L’IGF, a pour mission essentielle, déjà de vérifier, les documents, relatifs à l’investissement, son coût, son mode de financement, sa conformité aux engagements pris et aux textes en vigueur, en matière de financements et aides publiques, et surtout la conformité de l’investissement avec les clauses financières et juridiques du cahier des charges, et les différents agrégat financiers de l’exploitation de cet investissement, y compris les coûts d’achat des composants, leur coûts de vente et la conformité aux conditions d’exonération douanières et fiscales.

Ce genre de mission durant des semaines si ce n’est des mois, commence en général, au niveau des banques et des douanes, sur les documents financiers de l’opération avant d’aller sur site, vérifier les stocks existants, et leur nature physique.

Une équipe sur site, n’est utile le premier jour que pour établir cet inventaire à priori, et récupérer les documents comptables nécessaires à la suite des opérations. Le reste peut se faire au bureau, calmement, et dans le respect des droits de l’entité objet de l’enquête et des procédures, cela ne semble pas avoir été le cas, vu cette conclusion en un jour.

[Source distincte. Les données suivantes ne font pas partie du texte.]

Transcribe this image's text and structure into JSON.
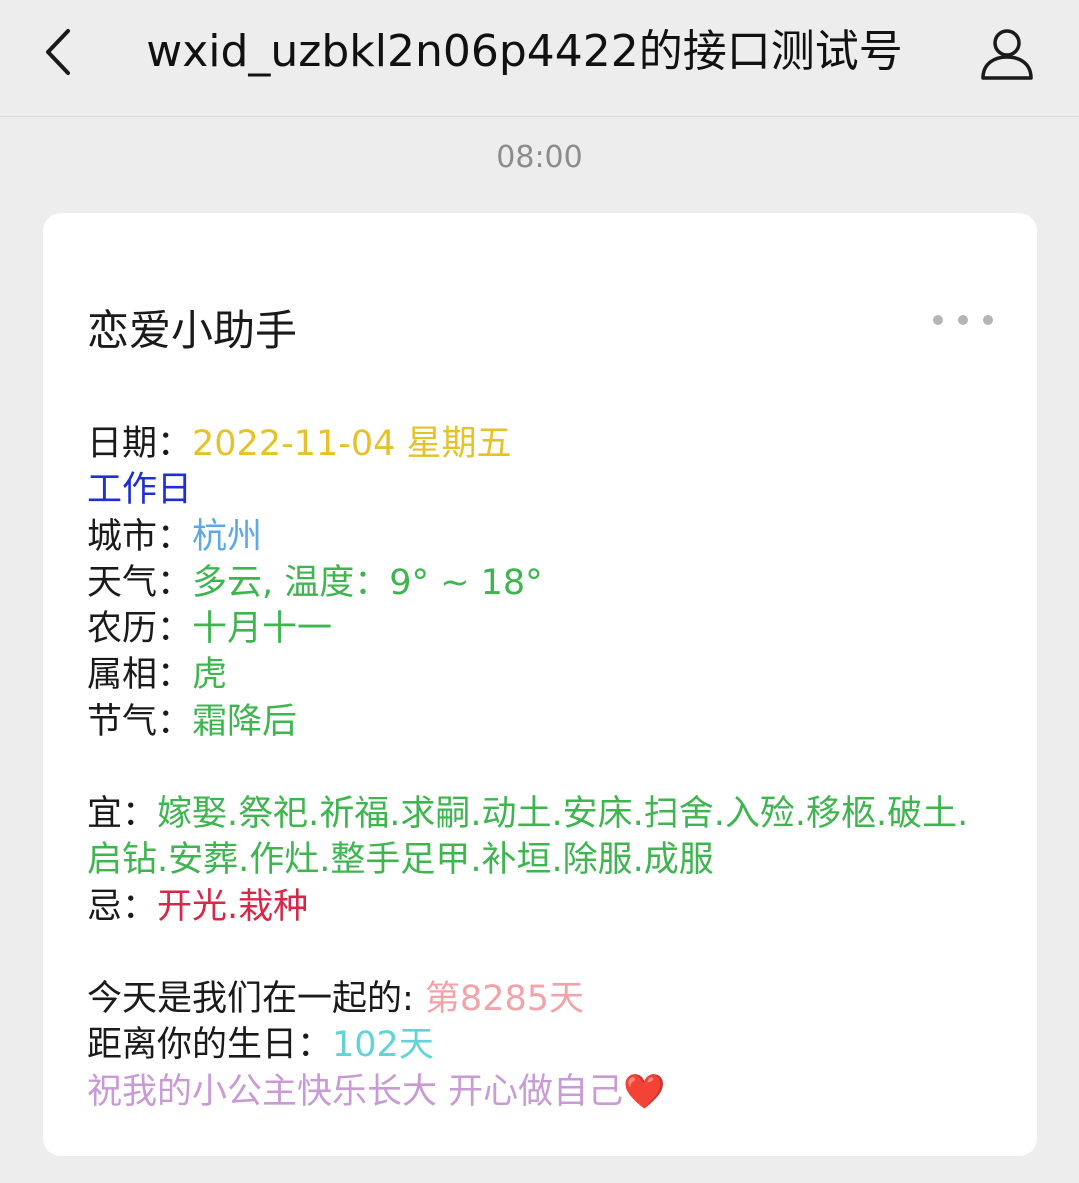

Pour la Douane, l’Inspection Générale, contrôle par  vocation, les activités des services douaniers et pas les opérateurs, ceux-ci relevant de la Direction des Enquêtes Douanières. Précédemment dénommée SERD.

Et pour ces deux services, l’enquête commence au port, ou même avec un couloir vert, la visite primaire et sommaire peut être faite, ou les scellés posés, avant ouverture sous contrôle douanier sur site.

Et si cela n’a pas eu lieu, l’infraction est partagée entre l’opérateur et les fonctionnaires de ce Corps. Si elle a été faite, si infraction il y a, le SERD s’occupe de l’opérateur et l’Inspection Générale des fonctionnaires. Aller sur site, revient à dire que la Douane ne savait pas exactement ce qui s’est passé, sur documents au débarquement, ou au dépotage, et là c’est un autre débat.

En conclusion, cette inspection de l’usine Hyundai, a été menée, de manière aussi peu orthodoxe que ce cahier des charges a été établi.

Le chemin vers toutes les éventuelles errances chez les opérateurs, étant préalablement ouvert et balisé, aussi bien par les textes, que par les procédures à posteriori qui s’éloignent de plus en plus des règles universellement admises, et consignées dans nos textes généraux.